The Bcl-2 family of proteins is critical to cell apoptosis and includes Bcl-2 that has anti-apoptotic effects, and Bax that has pro-apoptotic effects [22]. The Bcl-2 protein is mainly located on the mitochondrial membrane, nuclear membrane and smooth endoplasmic reticulum in cells, and can inhibit cell apoptosis from a variety of causes. The Bax protein is mainly distributed in the cytoplasm and migrates from the cytoplasm to the mitochondrial membrane once the cells receive apoptotic signals, leading to damage to the mitochondrial membrane, and apoptosis [23]. It has previously been reported that in the cardiac myocytes of patients with CHF, the expression of the Bcl-2 protein was decreased, while the expression of Bax protein was increased, resulting in a decreased Bcl-2: Bax ratio, indicating that cell apoptosis was increased in cardiac myocytes [24]. Increased expression of inflammatory cytokines has also previously been reported to inhibit myocardial contractility, induce left ventricular remodeling, and activate the signaling transduction required for apoptosis in cardiac myocytes [25].

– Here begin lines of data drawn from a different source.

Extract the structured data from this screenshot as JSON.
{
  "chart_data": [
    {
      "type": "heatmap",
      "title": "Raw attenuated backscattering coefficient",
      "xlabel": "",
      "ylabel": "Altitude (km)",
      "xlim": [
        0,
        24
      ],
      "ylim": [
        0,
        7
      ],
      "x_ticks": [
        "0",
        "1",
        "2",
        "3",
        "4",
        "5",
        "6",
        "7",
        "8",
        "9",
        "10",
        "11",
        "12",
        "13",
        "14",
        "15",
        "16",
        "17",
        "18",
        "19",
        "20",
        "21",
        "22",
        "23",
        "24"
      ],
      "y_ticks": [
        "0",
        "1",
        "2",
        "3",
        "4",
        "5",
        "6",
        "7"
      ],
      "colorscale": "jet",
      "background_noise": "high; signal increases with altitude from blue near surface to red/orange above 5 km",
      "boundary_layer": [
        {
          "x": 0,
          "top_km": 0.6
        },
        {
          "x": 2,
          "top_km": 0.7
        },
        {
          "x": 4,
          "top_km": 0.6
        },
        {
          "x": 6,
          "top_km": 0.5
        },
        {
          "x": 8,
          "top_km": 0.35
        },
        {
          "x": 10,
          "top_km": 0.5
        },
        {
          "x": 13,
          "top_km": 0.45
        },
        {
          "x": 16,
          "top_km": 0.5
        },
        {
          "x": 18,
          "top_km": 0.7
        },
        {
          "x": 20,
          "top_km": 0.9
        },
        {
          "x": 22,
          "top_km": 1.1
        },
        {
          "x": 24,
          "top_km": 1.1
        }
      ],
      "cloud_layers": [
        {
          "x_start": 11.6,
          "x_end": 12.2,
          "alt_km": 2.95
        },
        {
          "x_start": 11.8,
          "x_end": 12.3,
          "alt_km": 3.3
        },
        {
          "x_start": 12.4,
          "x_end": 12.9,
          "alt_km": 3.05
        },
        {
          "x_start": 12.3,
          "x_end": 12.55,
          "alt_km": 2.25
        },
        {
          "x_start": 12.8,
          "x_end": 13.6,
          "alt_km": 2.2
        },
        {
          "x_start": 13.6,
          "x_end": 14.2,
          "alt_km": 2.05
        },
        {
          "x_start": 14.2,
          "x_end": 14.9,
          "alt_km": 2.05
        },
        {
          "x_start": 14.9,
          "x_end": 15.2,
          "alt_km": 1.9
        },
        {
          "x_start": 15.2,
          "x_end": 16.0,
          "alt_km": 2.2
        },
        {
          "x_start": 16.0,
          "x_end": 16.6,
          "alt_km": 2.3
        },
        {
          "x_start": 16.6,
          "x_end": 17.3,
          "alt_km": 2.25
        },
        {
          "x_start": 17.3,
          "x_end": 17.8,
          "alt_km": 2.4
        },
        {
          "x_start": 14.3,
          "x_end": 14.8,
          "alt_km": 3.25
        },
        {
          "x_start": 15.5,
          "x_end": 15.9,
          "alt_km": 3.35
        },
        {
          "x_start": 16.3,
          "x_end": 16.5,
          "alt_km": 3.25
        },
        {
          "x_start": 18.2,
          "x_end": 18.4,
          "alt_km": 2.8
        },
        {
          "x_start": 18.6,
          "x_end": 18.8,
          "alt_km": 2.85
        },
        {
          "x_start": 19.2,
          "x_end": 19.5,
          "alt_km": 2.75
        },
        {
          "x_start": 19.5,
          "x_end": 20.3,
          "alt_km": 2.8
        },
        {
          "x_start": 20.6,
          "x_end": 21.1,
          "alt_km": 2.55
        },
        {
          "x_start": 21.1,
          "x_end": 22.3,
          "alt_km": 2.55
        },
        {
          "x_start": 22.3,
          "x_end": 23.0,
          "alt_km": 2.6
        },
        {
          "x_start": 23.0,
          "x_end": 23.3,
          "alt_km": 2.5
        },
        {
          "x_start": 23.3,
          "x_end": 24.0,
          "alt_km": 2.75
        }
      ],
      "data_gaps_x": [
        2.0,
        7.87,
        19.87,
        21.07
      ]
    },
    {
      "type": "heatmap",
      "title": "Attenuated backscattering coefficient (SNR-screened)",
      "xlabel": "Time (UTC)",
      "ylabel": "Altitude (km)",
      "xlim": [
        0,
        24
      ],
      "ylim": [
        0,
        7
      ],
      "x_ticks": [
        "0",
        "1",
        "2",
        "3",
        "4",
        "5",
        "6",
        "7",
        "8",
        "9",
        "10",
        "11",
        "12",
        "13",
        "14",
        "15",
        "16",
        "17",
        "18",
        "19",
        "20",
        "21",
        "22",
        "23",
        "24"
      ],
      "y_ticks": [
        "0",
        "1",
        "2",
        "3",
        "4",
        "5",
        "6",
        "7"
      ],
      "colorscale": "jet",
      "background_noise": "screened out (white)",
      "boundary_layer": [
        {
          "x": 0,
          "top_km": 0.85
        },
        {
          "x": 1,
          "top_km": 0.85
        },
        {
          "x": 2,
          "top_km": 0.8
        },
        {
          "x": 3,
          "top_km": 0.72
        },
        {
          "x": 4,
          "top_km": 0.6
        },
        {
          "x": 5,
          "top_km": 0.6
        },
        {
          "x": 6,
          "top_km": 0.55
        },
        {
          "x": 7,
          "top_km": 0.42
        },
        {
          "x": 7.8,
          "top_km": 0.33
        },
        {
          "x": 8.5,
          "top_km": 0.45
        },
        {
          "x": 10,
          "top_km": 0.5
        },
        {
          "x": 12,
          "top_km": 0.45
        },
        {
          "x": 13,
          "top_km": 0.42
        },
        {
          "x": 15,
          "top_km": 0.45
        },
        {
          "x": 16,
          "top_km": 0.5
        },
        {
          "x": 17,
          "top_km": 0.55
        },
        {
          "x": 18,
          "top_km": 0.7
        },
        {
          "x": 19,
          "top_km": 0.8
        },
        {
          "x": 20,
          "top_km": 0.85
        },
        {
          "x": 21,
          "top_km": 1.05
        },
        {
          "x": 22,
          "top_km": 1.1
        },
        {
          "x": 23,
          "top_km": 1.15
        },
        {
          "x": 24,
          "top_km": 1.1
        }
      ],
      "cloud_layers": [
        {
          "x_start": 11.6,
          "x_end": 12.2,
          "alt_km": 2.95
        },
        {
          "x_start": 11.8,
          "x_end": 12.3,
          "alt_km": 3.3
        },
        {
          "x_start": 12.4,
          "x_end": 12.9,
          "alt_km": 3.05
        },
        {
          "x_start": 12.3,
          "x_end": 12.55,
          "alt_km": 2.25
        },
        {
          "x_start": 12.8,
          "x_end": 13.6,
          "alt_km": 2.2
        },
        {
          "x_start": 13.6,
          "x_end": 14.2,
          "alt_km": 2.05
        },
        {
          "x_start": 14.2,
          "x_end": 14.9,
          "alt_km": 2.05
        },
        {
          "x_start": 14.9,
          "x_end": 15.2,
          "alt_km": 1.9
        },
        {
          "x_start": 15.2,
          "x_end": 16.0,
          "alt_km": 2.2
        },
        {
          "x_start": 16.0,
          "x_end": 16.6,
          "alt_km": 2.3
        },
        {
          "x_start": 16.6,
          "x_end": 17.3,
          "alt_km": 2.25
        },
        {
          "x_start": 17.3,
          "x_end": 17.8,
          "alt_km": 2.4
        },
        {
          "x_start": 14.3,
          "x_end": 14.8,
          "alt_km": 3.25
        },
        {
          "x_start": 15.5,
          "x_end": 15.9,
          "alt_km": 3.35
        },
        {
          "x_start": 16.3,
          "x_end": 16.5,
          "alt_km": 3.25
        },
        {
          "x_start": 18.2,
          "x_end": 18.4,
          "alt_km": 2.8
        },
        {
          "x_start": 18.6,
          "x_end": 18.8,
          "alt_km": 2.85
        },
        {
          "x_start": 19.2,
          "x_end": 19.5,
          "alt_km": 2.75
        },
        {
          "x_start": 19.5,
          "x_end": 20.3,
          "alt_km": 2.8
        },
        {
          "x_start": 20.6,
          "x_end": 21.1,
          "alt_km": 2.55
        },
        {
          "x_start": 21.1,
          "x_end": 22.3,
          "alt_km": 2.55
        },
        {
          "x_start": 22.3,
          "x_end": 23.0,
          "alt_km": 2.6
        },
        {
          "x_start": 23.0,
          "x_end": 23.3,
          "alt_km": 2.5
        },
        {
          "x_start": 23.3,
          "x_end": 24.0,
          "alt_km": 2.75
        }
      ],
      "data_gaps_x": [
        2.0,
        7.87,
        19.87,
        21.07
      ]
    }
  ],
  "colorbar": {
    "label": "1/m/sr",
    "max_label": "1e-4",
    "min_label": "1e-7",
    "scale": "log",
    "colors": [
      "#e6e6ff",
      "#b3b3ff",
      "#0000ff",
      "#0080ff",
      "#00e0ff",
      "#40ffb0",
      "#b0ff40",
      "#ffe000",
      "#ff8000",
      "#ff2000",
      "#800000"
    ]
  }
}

The findings of the present study are supported by the findings from previously published studies on inflammatory cytokines and apoptosis in heart failure. This study showed that in patients with CHF, the levels of inflammatory cytokines, including serum levels of IL-1β, IL-6, and TNF-α, and PBMC mRNA expression of BAX were significantly higher compared with the control group. However, the mRNA expression of BCL2 was significantly lower in patients with CHF than that in the control group. Also, serum levels of IL-1β, IL-6, TNF-α, and BAX mRNA levels were positively correlated with the New York Heart Association (NYHA) classification of cardiac function and were negatively correlated with the left ventricular ejection fraction (LVEF). However, the level of BCL2 mRNA showed a negative correlation with the NYHA classification of cardiac function and the LVEF. Because this study was limited by the small number of study participants from a single center, future large-scale, multicenter, controlled clinical studies are required to confirm the findings.

Conclusions

In patients with chronic heart failure (CHF), serum levels of the inflammatory cytokines, interleukin-1β (IL-1β), IL-6, and tumor necrosis factor-α (TNF-α), and the expression levels of BAX mRNA in peripheral blood mononuclear cells (PBMCs) were negatively correlated with cardiac function. The expression levels of BCL2 mRNA in PBMCs were positively correlated with cardiac function. However, the mechanisms of the PBMC-associated pro-apoptotic changes in the pathogenesis of impaired cardiac function in CHF remains unclear and requires further study.